Três destes estudos foram publicados em revistas de alto índice de indexação: um na Annals of Otology, rhinology & Laryngology de ST. Louis U.S.A. [3] e dois na acta

sueca, Acta Oto-Laryngologica (Stockholm) [4,5]. Estes três artigos foram citados em mais de trinta publicações científicas indexadas e em alguns livros de texto de Otorrinolaringologia. Um destes estudos foi galardoado com um prémio científico da Sociedade Portuguesa de Ciência (2º prémio Pfizer).

Os resultados encorajadores destes trabalhos preliminares, associados ao facto de ser uma técnica não invasiva e de rápida execução, levou a que a endoscopia de contacto passasse a fazer parte integrante do protocolo de observação da laringe durante a realização de microlaringoscopias, no Serviço de Otorrinolaringologia do Hospital de Santa Maria em Lisboa. Este protocolo começou por incluir a utilização sistemática de quatro endoscópios de angulação diferente 0º, 30º, 70º e 120º que garantiam uma completa observação macroscópica da laringe e de todas as lesões aí localizadas [3]. Após estar garantida a observação macroscópica minuciosa e completa, a única forma de progredir na avaliação das lesões durante a microlaringoscopia seria ultrapassar a barreira do macroscópico e conseguir informação microscópica sobre as lesões.
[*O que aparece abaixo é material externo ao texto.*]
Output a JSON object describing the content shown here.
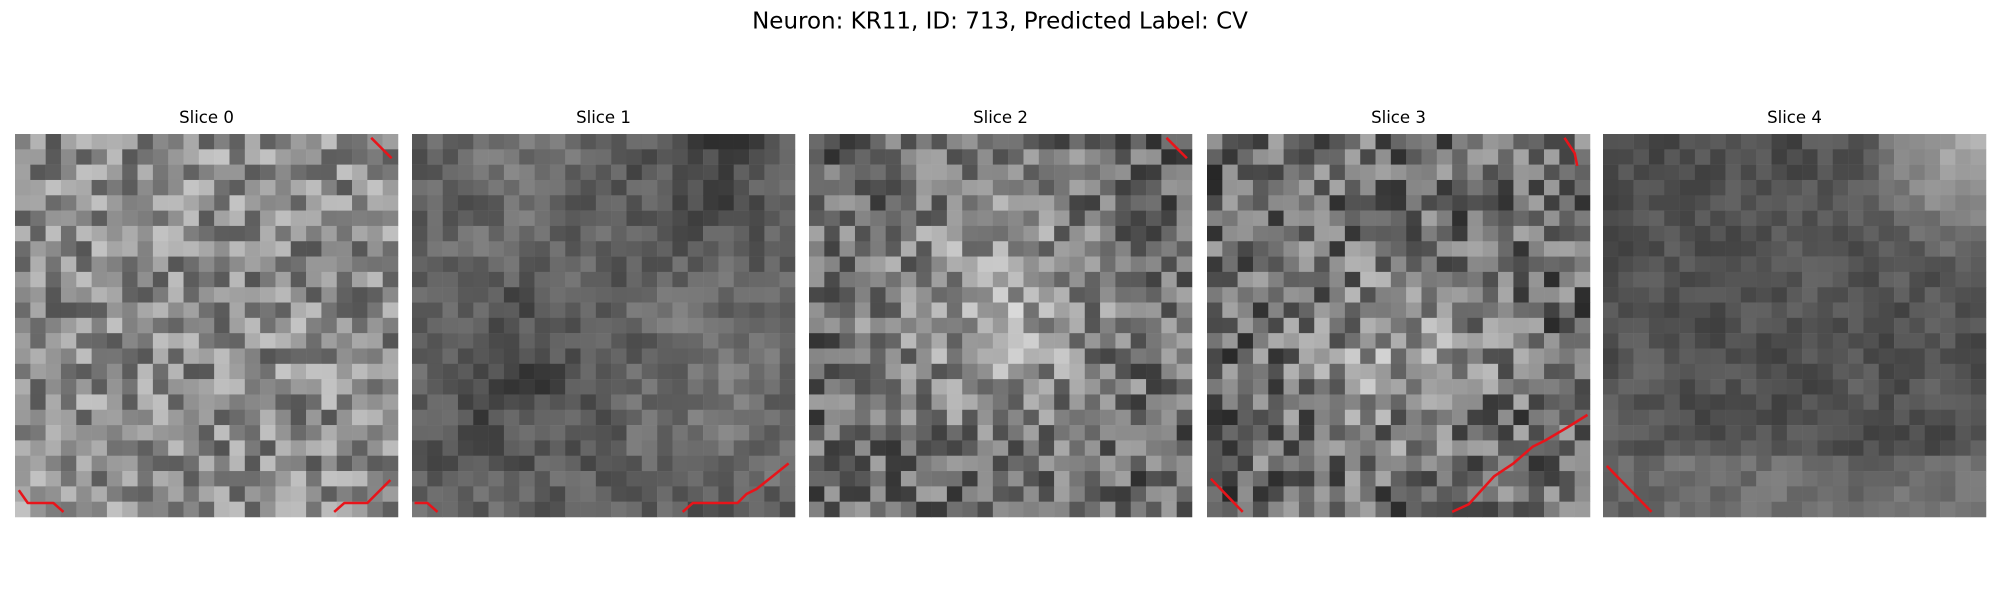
{
  "title": "Neuron: KR11, ID: 713, Predicted Label: CV",
  "panels": [
    {
      "title": "Slice 0"
    },
    {
      "title": "Slice 1"
    },
    {
      "title": "Slice 2"
    },
    {
      "title": "Slice 3"
    },
    {
      "title": "Slice 4"
    }
  ]
}
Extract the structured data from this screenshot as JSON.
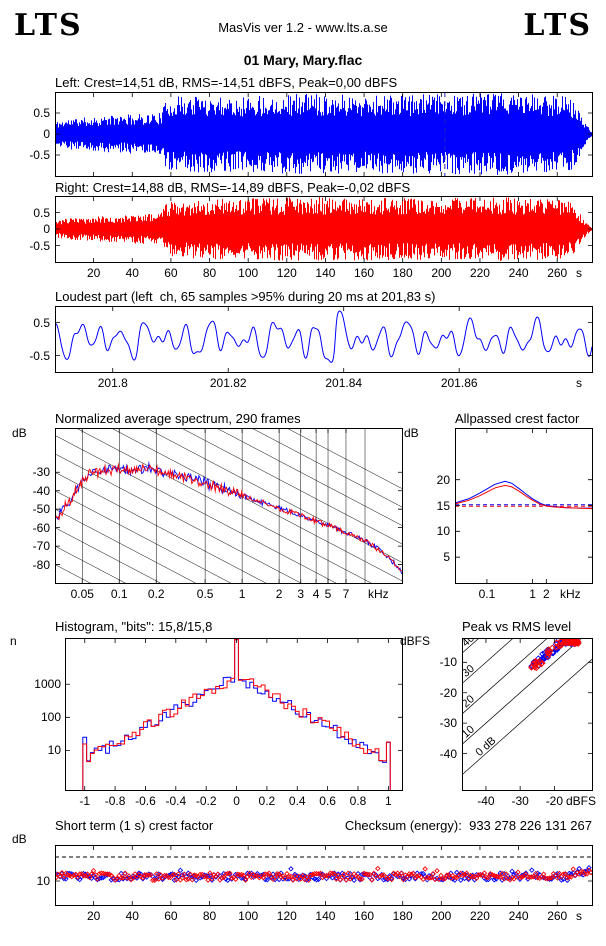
{
  "header": {
    "logo_left": "LTS",
    "logo_right": "LTS",
    "app_info": "MasVis ver 1.2 - www.lts.a.se",
    "title": "01 Mary, Mary.flac"
  },
  "units": {
    "db": "dB",
    "dbfs": "dBFS",
    "n": "n",
    "seconds": "s",
    "khz": "kHz"
  },
  "colors": {
    "left": "#0000ff",
    "right": "#ff0000",
    "axis": "#000000",
    "background": "#ffffff"
  },
  "plots": {
    "left_wave": {
      "label": "Left: Crest=14,51 dB, RMS=-14,51 dBFS, Peak=0,00 dBFS"
    },
    "right_wave": {
      "label": "Right: Crest=14,88 dB, RMS=-14,89 dBFS, Peak=-0,02 dBFS"
    },
    "loudest": {
      "label": "Loudest part (left  ch, 65 samples >95% during 20 ms at 201,83 s)"
    },
    "spectrum": {
      "label": "Normalized average spectrum, 290 frames"
    },
    "allpassed": {
      "label": "Allpassed crest factor"
    },
    "histogram": {
      "label": "Histogram, \"bits\": 15,8/15,8"
    },
    "peak_rms": {
      "label": "Peak vs RMS level"
    },
    "short_crest": {
      "label": "Short term (1 s) crest factor"
    },
    "checksum": {
      "label": "Checksum (energy):",
      "value": "933 278 226 131 267"
    }
  },
  "chart_data": [
    {
      "id": "left_wave",
      "type": "area",
      "channel": "left",
      "color": "#0000ff",
      "title": "Left: Crest=14,51 dB, RMS=-14,51 dBFS, Peak=0,00 dBFS",
      "crest_db": 14.51,
      "rms_dbfs": -14.51,
      "peak_dbfs": 0.0,
      "xlim": [
        0,
        278
      ],
      "ylim": [
        -1,
        1
      ],
      "yticks": [
        {
          "v": 0.5,
          "label": "0.5"
        },
        {
          "v": 0,
          "label": "0"
        },
        {
          "v": -0.5,
          "label": "-0.5"
        }
      ],
      "envelope": [
        [
          0,
          0.3
        ],
        [
          8,
          0.38
        ],
        [
          20,
          0.42
        ],
        [
          40,
          0.48
        ],
        [
          55,
          0.52
        ],
        [
          58,
          0.88
        ],
        [
          70,
          0.95
        ],
        [
          100,
          0.93
        ],
        [
          130,
          1.0
        ],
        [
          160,
          0.95
        ],
        [
          200,
          0.97
        ],
        [
          230,
          1.0
        ],
        [
          252,
          0.95
        ],
        [
          264,
          0.97
        ],
        [
          268,
          0.85
        ],
        [
          271,
          0.6
        ],
        [
          274,
          0.3
        ],
        [
          277,
          0.12
        ],
        [
          278,
          0.06
        ]
      ],
      "cursor_s": 201.83
    },
    {
      "id": "right_wave",
      "type": "area",
      "channel": "right",
      "color": "#ff0000",
      "title": "Right: Crest=14,88 dB, RMS=-14,89 dBFS, Peak=-0,02 dBFS",
      "crest_db": 14.88,
      "rms_dbfs": -14.89,
      "peak_dbfs": -0.02,
      "xlim": [
        0,
        278
      ],
      "ylim": [
        -1,
        1
      ],
      "yticks": [
        {
          "v": 0.5,
          "label": "0.5"
        },
        {
          "v": 0,
          "label": "0"
        },
        {
          "v": -0.5,
          "label": "-0.5"
        }
      ],
      "xticks": [
        20,
        40,
        60,
        80,
        100,
        120,
        140,
        160,
        180,
        200,
        220,
        240,
        260
      ],
      "x_unit": "s",
      "envelope": [
        [
          0,
          0.26
        ],
        [
          8,
          0.34
        ],
        [
          20,
          0.38
        ],
        [
          40,
          0.45
        ],
        [
          55,
          0.5
        ],
        [
          58,
          0.85
        ],
        [
          70,
          0.92
        ],
        [
          100,
          0.95
        ],
        [
          130,
          1.0
        ],
        [
          160,
          0.97
        ],
        [
          200,
          0.95
        ],
        [
          230,
          1.0
        ],
        [
          252,
          0.96
        ],
        [
          264,
          0.9
        ],
        [
          268,
          0.8
        ],
        [
          271,
          0.55
        ],
        [
          274,
          0.28
        ],
        [
          277,
          0.1
        ],
        [
          278,
          0.05
        ]
      ]
    },
    {
      "id": "loudest",
      "type": "line",
      "channel": "left",
      "color": "#0000ff",
      "title": "Loudest part (left  ch, 65 samples >95% during 20 ms at 201,83 s)",
      "xlim": [
        201.79,
        201.883
      ],
      "ylim": [
        -1,
        1
      ],
      "xticks": [
        {
          "v": 201.8,
          "label": "201.8"
        },
        {
          "v": 201.82,
          "label": "201.82"
        },
        {
          "v": 201.84,
          "label": "201.84"
        },
        {
          "v": 201.86,
          "label": "201.86"
        }
      ],
      "yticks": [
        {
          "v": 0.5,
          "label": "0.5"
        },
        {
          "v": -0.5,
          "label": "-0.5"
        }
      ],
      "x_unit": "s",
      "burst_time": 201.837,
      "base_amplitude": 0.42,
      "burst_gain": 1.1
    },
    {
      "id": "spectrum",
      "type": "line",
      "xscale": "log",
      "frames": 290,
      "xlim": [
        0.03,
        20
      ],
      "ylim": [
        -90,
        -6
      ],
      "x_unit": "kHz",
      "y_unit": "dB",
      "yticks": [
        {
          "v": -30,
          "label": "-30"
        },
        {
          "v": -40,
          "label": "-40"
        },
        {
          "v": -50,
          "label": "-50"
        },
        {
          "v": -60,
          "label": "-60"
        },
        {
          "v": -70,
          "label": "-70"
        },
        {
          "v": -80,
          "label": "-80"
        }
      ],
      "xticks": [
        {
          "v": 0.05,
          "label": "0.05"
        },
        {
          "v": 0.1,
          "label": "0.1"
        },
        {
          "v": 0.2,
          "label": "0.2"
        },
        {
          "v": 0.5,
          "label": "0.5"
        },
        {
          "v": 1,
          "label": "1"
        },
        {
          "v": 2,
          "label": "2"
        },
        {
          "v": 3,
          "label": "3"
        },
        {
          "v": 4,
          "label": "4"
        },
        {
          "v": 5,
          "label": "5"
        },
        {
          "v": 7,
          "label": "7"
        }
      ],
      "grid_verticals": [
        0.05,
        0.1,
        0.2,
        0.5,
        1,
        2,
        3,
        4,
        5,
        7,
        10
      ],
      "diag_slope_db_per_decade": -35,
      "base_points": [
        [
          0.03,
          -56
        ],
        [
          0.04,
          -45
        ],
        [
          0.05,
          -34
        ],
        [
          0.06,
          -30
        ],
        [
          0.08,
          -29
        ],
        [
          0.1,
          -28
        ],
        [
          0.13,
          -29.5
        ],
        [
          0.16,
          -28
        ],
        [
          0.2,
          -29
        ],
        [
          0.25,
          -30.5
        ],
        [
          0.3,
          -31.5
        ],
        [
          0.4,
          -33.5
        ],
        [
          0.5,
          -35.5
        ],
        [
          0.7,
          -39
        ],
        [
          1,
          -42.5
        ],
        [
          1.4,
          -46
        ],
        [
          2,
          -49.5
        ],
        [
          3,
          -53.5
        ],
        [
          4,
          -56.5
        ],
        [
          5,
          -58.5
        ],
        [
          7,
          -62.5
        ],
        [
          10,
          -67
        ],
        [
          13,
          -72
        ],
        [
          16,
          -77
        ],
        [
          20,
          -84
        ]
      ],
      "series": [
        {
          "name": "left",
          "color": "#0000ff"
        },
        {
          "name": "right",
          "color": "#ff0000"
        }
      ]
    },
    {
      "id": "allpassed",
      "type": "line",
      "xscale": "log",
      "xlim": [
        0.02,
        20
      ],
      "ylim": [
        0,
        30
      ],
      "x_unit": "kHz",
      "y_unit": "dB",
      "yticks": [
        {
          "v": 20,
          "label": "20"
        },
        {
          "v": 15,
          "label": "15"
        },
        {
          "v": 10,
          "label": "10"
        },
        {
          "v": 5,
          "label": "5"
        }
      ],
      "xticks": [
        {
          "v": 0.1,
          "label": "0.1"
        },
        {
          "v": 1,
          "label": "1"
        },
        {
          "v": 2,
          "label": "2"
        }
      ],
      "series": [
        {
          "name": "left",
          "color": "#0000ff",
          "points": [
            [
              0.02,
              15.5
            ],
            [
              0.04,
              16.3
            ],
            [
              0.07,
              17.4
            ],
            [
              0.1,
              18.2
            ],
            [
              0.15,
              19.1
            ],
            [
              0.25,
              19.7
            ],
            [
              0.35,
              19.3
            ],
            [
              0.5,
              18.3
            ],
            [
              0.7,
              17.3
            ],
            [
              1,
              16.3
            ],
            [
              1.5,
              15.4
            ],
            [
              2,
              15.0
            ],
            [
              3,
              14.8
            ],
            [
              5,
              14.6
            ],
            [
              10,
              14.5
            ],
            [
              20,
              14.5
            ]
          ]
        },
        {
          "name": "right",
          "color": "#ff0000",
          "points": [
            [
              0.02,
              15.3
            ],
            [
              0.04,
              16.0
            ],
            [
              0.07,
              16.9
            ],
            [
              0.1,
              17.6
            ],
            [
              0.15,
              18.4
            ],
            [
              0.25,
              18.9
            ],
            [
              0.35,
              18.6
            ],
            [
              0.5,
              17.8
            ],
            [
              0.7,
              16.9
            ],
            [
              1,
              16.0
            ],
            [
              1.5,
              15.2
            ],
            [
              2,
              14.9
            ],
            [
              3,
              14.7
            ],
            [
              5,
              14.6
            ],
            [
              10,
              14.5
            ],
            [
              20,
              14.4
            ]
          ]
        }
      ],
      "ref_lines": [
        {
          "name": "left-rms-ref",
          "color": "#0000ff",
          "v": 15.15,
          "style": "dashed"
        },
        {
          "name": "right-rms-ref",
          "color": "#ff0000",
          "v": 14.85,
          "style": "dashed"
        }
      ]
    },
    {
      "id": "histogram",
      "type": "histogram",
      "bits_label": "15,8/15,8",
      "xlim": [
        -1.13,
        1.09
      ],
      "yscale": "log",
      "ylim_log": [
        -0.2,
        4.4
      ],
      "y_unit": "n",
      "yticks": [
        {
          "v": 1000,
          "label": "1000"
        },
        {
          "v": 100,
          "label": "100"
        },
        {
          "v": 10,
          "label": "10"
        }
      ],
      "xticks": [
        {
          "v": -1,
          "label": "-1"
        },
        {
          "v": -0.8,
          "label": "-0.8"
        },
        {
          "v": -0.6,
          "label": "-0.6"
        },
        {
          "v": -0.4,
          "label": "-0.4"
        },
        {
          "v": -0.2,
          "label": "-0.2"
        },
        {
          "v": 0,
          "label": "0"
        },
        {
          "v": 0.2,
          "label": "0.2"
        },
        {
          "v": 0.4,
          "label": "0.4"
        },
        {
          "v": 0.6,
          "label": "0.6"
        },
        {
          "v": 0.8,
          "label": "0.8"
        },
        {
          "v": 1,
          "label": "1"
        }
      ],
      "bin_width": 0.025,
      "peak_log_n": 3.25,
      "slope_log_n_per_unit": -2.55,
      "center_spike_log_n": 4.35,
      "edge_log_n": 1.4,
      "series": [
        {
          "name": "left",
          "color": "#0000ff"
        },
        {
          "name": "right",
          "color": "#ff0000"
        }
      ]
    },
    {
      "id": "peak_rms",
      "type": "scatter",
      "xlim": [
        -47,
        -9
      ],
      "ylim": [
        -52,
        -2
      ],
      "x_unit": "dBFS",
      "y_unit": "dBFS",
      "xticks": [
        {
          "v": -40,
          "label": "-40"
        },
        {
          "v": -30,
          "label": "-30"
        },
        {
          "v": -20,
          "label": "-20"
        }
      ],
      "yticks": [
        {
          "v": -10,
          "label": "-10"
        },
        {
          "v": -20,
          "label": "-20"
        },
        {
          "v": -30,
          "label": "-30"
        },
        {
          "v": -40,
          "label": "-40"
        }
      ],
      "crest_lines": [
        {
          "c": 0,
          "label": "0 dB"
        },
        {
          "c": 10,
          "label": "10"
        },
        {
          "c": 20,
          "label": "20"
        },
        {
          "c": 30,
          "label": "30"
        },
        {
          "c": 40,
          "label": "40"
        }
      ],
      "points_per_channel": 75,
      "rms_range": [
        -27,
        -13
      ],
      "crest_range": [
        13.2,
        16.4
      ],
      "series": [
        {
          "name": "left",
          "color": "#0000ff"
        },
        {
          "name": "right",
          "color": "#ff0000"
        }
      ]
    },
    {
      "id": "short_crest",
      "type": "scatter",
      "xlim": [
        0,
        278
      ],
      "ylim": [
        0,
        25
      ],
      "x_unit": "s",
      "y_unit": "dB",
      "yticks": [
        {
          "v": 10,
          "label": "10"
        }
      ],
      "xticks": [
        20,
        40,
        60,
        80,
        100,
        120,
        140,
        160,
        180,
        200,
        220,
        240,
        260
      ],
      "dashed_line_db": 20,
      "mean_crest_db": 11.8,
      "spread_db": 1.5,
      "points_per_channel": 272,
      "series": [
        {
          "name": "left",
          "color": "#0000ff"
        },
        {
          "name": "right",
          "color": "#ff0000"
        }
      ]
    }
  ]
}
Com a endoscopia de contacto a observação é rápida, não lesa os tecidos e permite uma avaliação microscópica de células e microvasos que nos pode oferecer informações complementares à observação macroscópica. Possibilita detectar lesões, identificar a sua natureza histológica, delimitar essas lesões de forma mais rigorosa, controlar a sua exérese cirúrgica garantido uma margem de segurança com maior eficácia e, ainda, participar no seguimento pós terapêutica, aumentando a eficácia do tratamento sem aumentar a morbilidade [3,5].